BEETHOVEN 200 YEARS AGO TODAY: Tuesday, November 13, 1821

Beethoven writes to Berlin publisher Adolph Martin Schlesinger today. Beethoven is disturbed that the publisher already published the sonata op.109, even though he did not receive the supplemental list of mistakes. He asks that these mistakes be corrected in the engraving plates, since the errors are really obvious. Beethoven would like a printed supplemental list of these errors sent to him. He suggests that he could arrange with Steiner to have the mistakes corrected in Vienna before Steiner’s copies are distributed.

Beethoven blames his persistent ill health as the reason why everything wears him out so easily, and that happened in the case of the proofreading; while he was proofreading he was taken ill with jaundice. He exerted himself as much as possible to help Schlesinger, and then forgot to send off a supplementary list of mistakes he discovered later. “My advice is, and I ask you to follow it exactly, that you send this addendum of errors to all the places where you send copies, and indeed do so quickly, along with the order to correct the copies with ink before they are issued; in this way the matter is most easily dealt with. Please, please, please follow this advice so that the work appears in its true form.”

With respect to the other two sonatas, these will follow soon, and Beethoven will make sure they are copied correctly. Sending the manuscript is too risky; if something happened to the manuscript and the copy, then the whole work would be lost. Last time (with op.109), he had written down the draft more fully than usual and sent that off because of his ill health. But now that he feels better he just jots down his ideas, and only after the whole has been completed in his head does he write everything out.

He responds to Schlesinger about his inquiry relating to the Missa Solemnis. “It is one of my greatest works, and if you wanted it, it could well happen. I leave it to you. The fee is 100 louis d’or (but not friedrichs d’or nor pistoles), with the louis d’or calculated at two ducats in gold, thus actually 200 ducats in gold, or 900 florins in Vienna money. I cannot take less, because this amount has already been offered to me by others, and I am just giving them preference, but I must urgently ask you to give me an answer immediately, because the matter can no longer be postponed. Kindly write yes or no, but either way, immediately after receiving this letter. By the way, I ask you to keep this application secret.”

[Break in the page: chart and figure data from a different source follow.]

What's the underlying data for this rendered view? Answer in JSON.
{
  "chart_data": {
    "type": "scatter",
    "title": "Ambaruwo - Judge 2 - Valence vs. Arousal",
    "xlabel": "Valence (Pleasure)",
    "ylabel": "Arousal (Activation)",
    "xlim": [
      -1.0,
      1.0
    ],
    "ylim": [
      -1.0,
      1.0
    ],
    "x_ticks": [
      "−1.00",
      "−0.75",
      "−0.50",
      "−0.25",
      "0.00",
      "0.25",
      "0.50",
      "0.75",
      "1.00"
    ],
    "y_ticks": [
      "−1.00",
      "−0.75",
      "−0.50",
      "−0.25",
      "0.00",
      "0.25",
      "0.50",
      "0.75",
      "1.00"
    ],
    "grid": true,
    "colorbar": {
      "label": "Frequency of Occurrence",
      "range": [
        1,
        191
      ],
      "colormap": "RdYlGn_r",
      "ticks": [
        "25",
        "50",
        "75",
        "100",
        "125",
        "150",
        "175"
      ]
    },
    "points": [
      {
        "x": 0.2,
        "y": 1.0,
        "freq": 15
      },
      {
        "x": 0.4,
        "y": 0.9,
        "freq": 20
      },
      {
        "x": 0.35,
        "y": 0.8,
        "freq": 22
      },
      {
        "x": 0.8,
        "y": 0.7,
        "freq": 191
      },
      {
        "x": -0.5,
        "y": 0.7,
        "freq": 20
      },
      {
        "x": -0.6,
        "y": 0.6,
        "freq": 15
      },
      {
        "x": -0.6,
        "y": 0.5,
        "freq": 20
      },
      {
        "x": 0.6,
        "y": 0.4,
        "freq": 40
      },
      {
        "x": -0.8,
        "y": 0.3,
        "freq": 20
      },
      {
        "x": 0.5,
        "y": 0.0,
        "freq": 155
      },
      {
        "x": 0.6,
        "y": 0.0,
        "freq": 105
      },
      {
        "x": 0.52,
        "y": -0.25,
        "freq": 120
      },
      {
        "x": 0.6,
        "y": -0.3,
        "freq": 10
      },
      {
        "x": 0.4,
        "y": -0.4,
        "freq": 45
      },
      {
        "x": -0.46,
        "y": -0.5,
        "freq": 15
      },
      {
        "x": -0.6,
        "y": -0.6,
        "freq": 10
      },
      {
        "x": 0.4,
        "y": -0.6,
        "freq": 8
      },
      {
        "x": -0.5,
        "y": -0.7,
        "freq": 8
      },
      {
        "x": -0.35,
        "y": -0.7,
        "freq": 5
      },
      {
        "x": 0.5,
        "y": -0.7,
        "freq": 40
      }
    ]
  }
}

[Beethoven had good reason for asking Schlesinger to keep these negotiations secret, since he had already contracted to sell the Mass to Nikolaus Simrock in Bonn a year ago, and had even accepted an advance from Franz Brentano on that contract. These dealings with publishers over the Mass are Beethoven at his least scrupulous.]

Beethoven asks that Schlesinger arrange for payment for the remaining two sonatas through Tendler & Co. He notes that the business transactions are a burden when he is occupied with art. He asks for Schlesinger’s reply by letter post so he receives it at once. Again, Beethoven proudly notes that the only address necessary is to “To Ludwig van Beethoven.” He adds a final plea in closing “also, don’t forget the correction of the errors needs to be added in.”

After mailing this letter, Beethoven coincidentally receives in today’s mail four copies of the piano sonata #30 op.109 sent to him by Schlesinger. The composer looks them over and is horrified to see a number of additional serious errors. For example, where are bars 44 and 45 of the first movement? He begins compiling a list of corrections immediately, which will be addressed tomorrow.

Anderson Letter 1060, Brandenburg 1446. Both today’s letter and tomorrow’s are held by the British Library as Add. ms. 41628 fol. 30r-33v. That manuscript is a collection of 19th-century letters and ephemera. While a few pages have been digitized, as of this writing the Beethoven pages have not yet been made available digitally.